Паня глядела на картофельные грядки слепым взглядом. Перед глазами у нее стоял ее старшой, Юраська, родившийся в смутную годину. Она чувствовала перед ним какую-то вину, будто что недодала ему, чем-то его обидела. Он часто хмурится вроде отца, молчит, а у нее сердце от тоски задыхается… Не успела оглянуться, как он уже вырос, поднялся ростом вровень с отцом, такой же широкоплечий и костистый. Брови тоже отцовские — тяжелые. А вот головка, радовалась Паня, ее: волосы светлые, мягкие, словно ленок. Пугало Паню то, что он стал какой-то непонятный. В последнее время отпустил странные усы — узкой подковкой, длиннохвостые. Как их назвать, Паня даже затрудняется: то ли ляшские, то ли конфедератские? Юраська стал похожим на старинного поляка. И Лазурка, сын Йосыпа, с такими же усами. Они дружат и в клубной самодеятельности вместе выступают. Юрко поет — глухой низкий басок. Лазурка на гитаре бренькает. Вешает ее через шею на витом красном шнурке и бренькает, повиливая бедрами. Юрко тоже повиливает и ногами, и особенно голосом. Иногда слушаешь его — и сперва смешно, а затем почему-то сумно делается. Незнакомым кажется, чужим, словно бы и не твоя дытына. Волошка пока свой, понятный. Увалень, валашок, как говорит дед Охрим. Бегает он в ближнюю школу-четырехлетку. Юрко ходит в школу, что в центре слободы. Не ближний свет, километра два набирается. Стал не по годам взрослым.
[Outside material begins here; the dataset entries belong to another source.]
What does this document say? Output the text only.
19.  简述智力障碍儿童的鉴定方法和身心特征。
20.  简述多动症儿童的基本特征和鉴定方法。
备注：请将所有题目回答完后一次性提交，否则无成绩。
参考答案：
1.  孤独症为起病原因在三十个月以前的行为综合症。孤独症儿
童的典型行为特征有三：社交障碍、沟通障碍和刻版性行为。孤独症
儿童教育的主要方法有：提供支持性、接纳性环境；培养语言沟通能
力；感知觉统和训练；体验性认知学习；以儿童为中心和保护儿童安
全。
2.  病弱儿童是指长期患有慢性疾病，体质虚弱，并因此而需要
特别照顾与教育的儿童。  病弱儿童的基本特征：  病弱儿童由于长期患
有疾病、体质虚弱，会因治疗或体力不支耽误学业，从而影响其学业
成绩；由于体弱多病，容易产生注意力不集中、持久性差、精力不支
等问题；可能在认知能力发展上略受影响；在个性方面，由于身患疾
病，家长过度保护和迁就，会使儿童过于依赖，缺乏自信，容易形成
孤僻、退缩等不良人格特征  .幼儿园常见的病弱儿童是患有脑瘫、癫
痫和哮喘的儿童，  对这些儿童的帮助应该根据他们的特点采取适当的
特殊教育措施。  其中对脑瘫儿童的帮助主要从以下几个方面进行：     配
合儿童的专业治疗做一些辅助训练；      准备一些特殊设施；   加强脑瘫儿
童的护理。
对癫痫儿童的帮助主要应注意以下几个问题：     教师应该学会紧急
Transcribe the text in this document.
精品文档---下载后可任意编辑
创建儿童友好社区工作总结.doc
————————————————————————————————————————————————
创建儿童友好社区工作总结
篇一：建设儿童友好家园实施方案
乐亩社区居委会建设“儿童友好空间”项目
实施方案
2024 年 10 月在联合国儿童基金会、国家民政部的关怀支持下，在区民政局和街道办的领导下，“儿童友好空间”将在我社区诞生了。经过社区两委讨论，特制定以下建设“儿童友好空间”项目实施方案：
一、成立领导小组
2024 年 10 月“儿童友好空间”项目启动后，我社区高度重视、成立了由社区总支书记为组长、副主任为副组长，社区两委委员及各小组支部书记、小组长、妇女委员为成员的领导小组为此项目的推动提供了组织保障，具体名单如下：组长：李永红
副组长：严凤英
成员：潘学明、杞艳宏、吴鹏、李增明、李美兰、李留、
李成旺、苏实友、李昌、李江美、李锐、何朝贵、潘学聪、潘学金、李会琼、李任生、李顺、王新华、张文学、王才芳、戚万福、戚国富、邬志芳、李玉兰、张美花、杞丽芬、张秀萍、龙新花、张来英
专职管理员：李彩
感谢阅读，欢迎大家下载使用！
Отцовский мотоцикл гоняет так, что душа порой заходится. Не дай бог что случится! А тут еще эти толчки под сердцем — новое дитя на свет просится…
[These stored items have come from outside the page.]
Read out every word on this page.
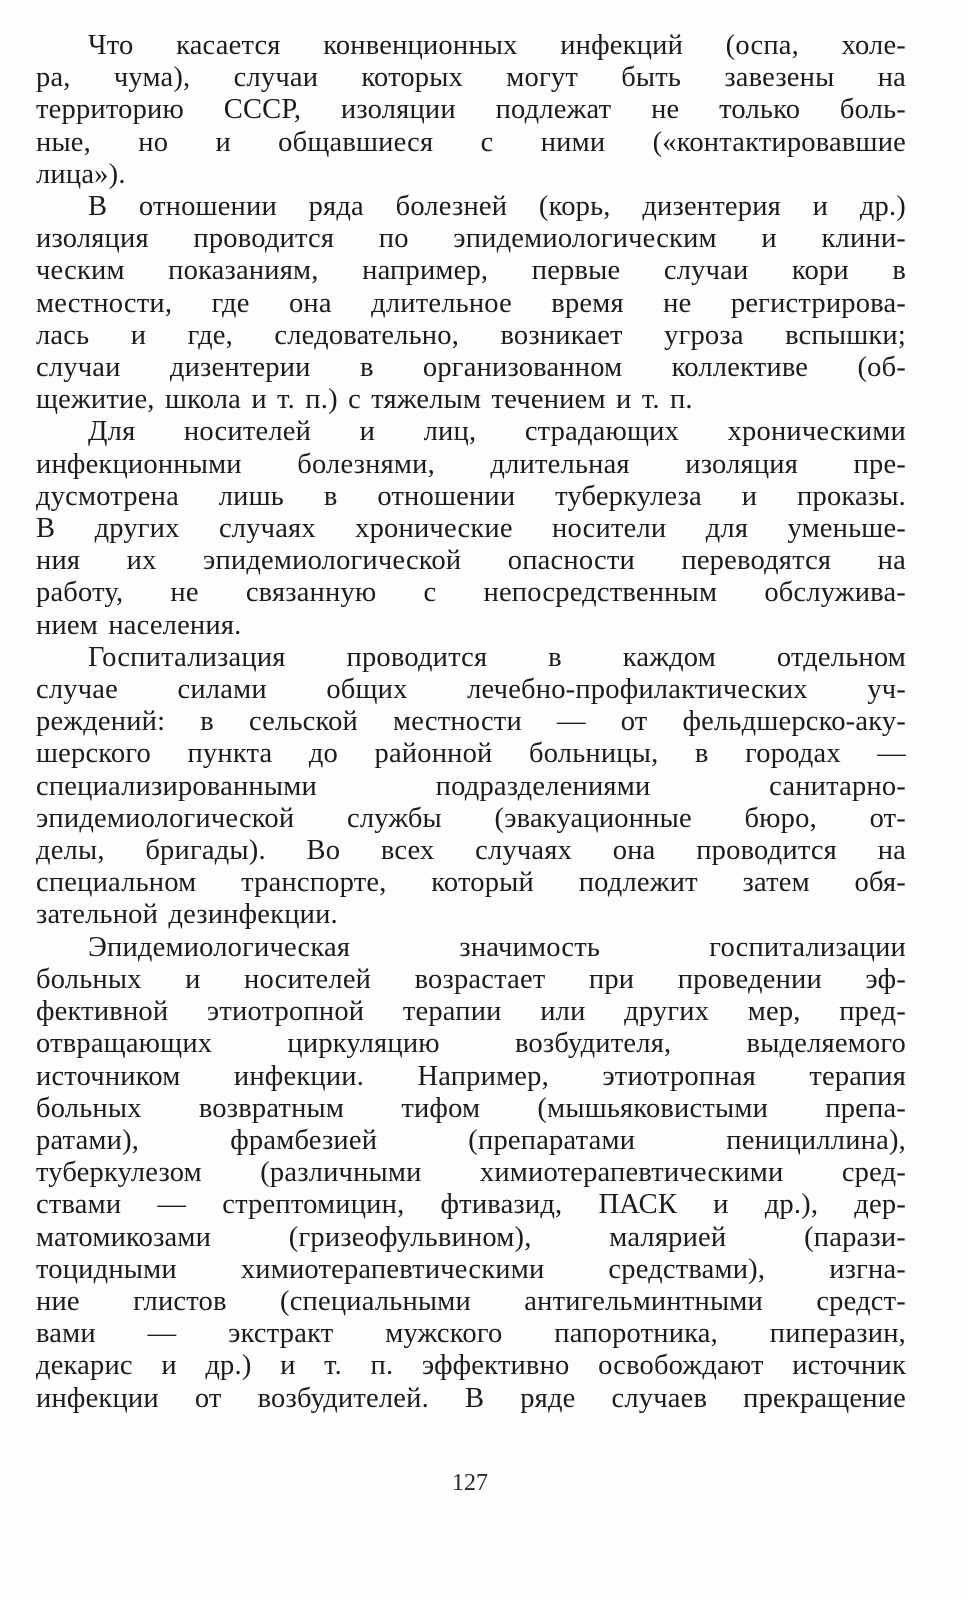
Что касается конвенционных инфекций (оспа, холе-
ра, чума), случаи которых могут быть завезены на
территорию СССР, изоляции подлежат не только боль-
ные, но и общавшиеся с ними («контактировавшие
лица»).

В отношении ряда болезней (корь, дизентерия и др.)
изоляция проводится по эпидемиологическим и клини-
ческим показаниям, например, первые случаи кори в
местности, где она длительное время не регистрирова-
лась и где, следовательно, возникает угроза вспышки;
случаи дизентерии в организованном коллективе (об-
щежитие, школа и т. п.) с тяжелым течением и т. п.

Для носителей и лиц, страдающих хроническими
инфекционными болезнями, длительная изоляция пре-
дусмотрена лишь в отношении туберкулеза и проказы.
В других случаях хронические носители для уменьше-
ния их эпидемиологической опасности переводятся на
работу, не связанную с непосредственным обслужива-
нием населения.

Госпитализация проводится в каждом отдельном
случае силами общих лечебно-профилактических уч-
реждений: в сельской местности — от фельдшерско-аку-
шерского пункта до районной больницы, в городах —
специализированными подразделениями санитарно-
эпидемиологической службы (эвакуационные бюро, от-
делы, бригады). Во всех случаях она проводится на
специальном транспорте, который подлежит затем обя-
зательной дезинфекции.

Эпидемиологическая значимость госпитализации
больных и носителей возрастает при проведении эф-
фективной этиотропной терапии или других мер, пред-
отвращающих циркуляцию возбудителя, выделяемого
источником инфекции. Например, этиотропная терапия
больных возвратным тифом (мышьяковистыми препа-
ратами), фрамбезией (препаратами пенициллина),
туберкулезом (различными химиотерапевтическими сред-
ствами — стрептомицин, фтивазид, ПАСК и др.), дер-
матомикозами (гризеофульвином), малярией (парази-
тоцидными химиотерапевтическими средствами), изгна-
ние глистов (специальными антигельминтными средст-
вами — экстракт мужского папоротника, пиперазин,
декарис и др.) и т. п. эффективно освобождают источник
инфекции от возбудителей. В ряде случаев прекращение

127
В ушах Пани все время стоят слова, сказанные Клавкой Перетятько: «Счастливая ты!» Неужели счастливая? В чем оно, счастье? Пане боязно: вдруг уйдет от нее Антон, вдруг она ему наскучит? Да и не диво наскучить. Ведь их вон сколько вокруг — молодиц и незамужних девчат — и в слободе, и в городе. Многие и то грозятся: «Ишь, тихоня. И чем она только его держит? У самой — ни спереди, ни сзади, а такого мужика обротала!» В войну за него, пожалуй, не так боялась, как теперь. Глупая Клавка, и не сплюнула, когда завидовала, — еще сглазит. Одно только и дорого: знать, что он таиться не будет, исподтишка ничего не зробит. Прежде чем сделать, придет и скажет, выложит все начистоту. Может, от той прямоты углем вся почернеешь, но правда всегда желаннее обмана. Так что пока сам не признается, гони страхи прочь. Ни к чему умирать раньше времени.

2

Сонная одурь окутала степь. Слободские хатки, словно овцы, уткнулись головами в тень деревьев, прикрыв окна-глаза ставнями, застыли в дремотном покое. Все живое спряталось от беспощадно прямых лучей солнца, замерло в ожидании спасительной вечерней прохлады. Обычные в это время восточные ветры, словно обессилев от жары, тоже угомонились. В застойном воздухе слышится одуряющая горечь болиголовы и молочая да шафранная сладость яблок и груш. Пустынно вокруг и безлюдно, словно в вымершем пространстве.

Мотоцикл тарахтит вяло и приглушенно. Над Петровской дорогой встает стена пыли. В застывшем воздухе она висит неподвижно. Только по истечении времени редеет, светлеет, становится похожей на легкую утреннюю дымку.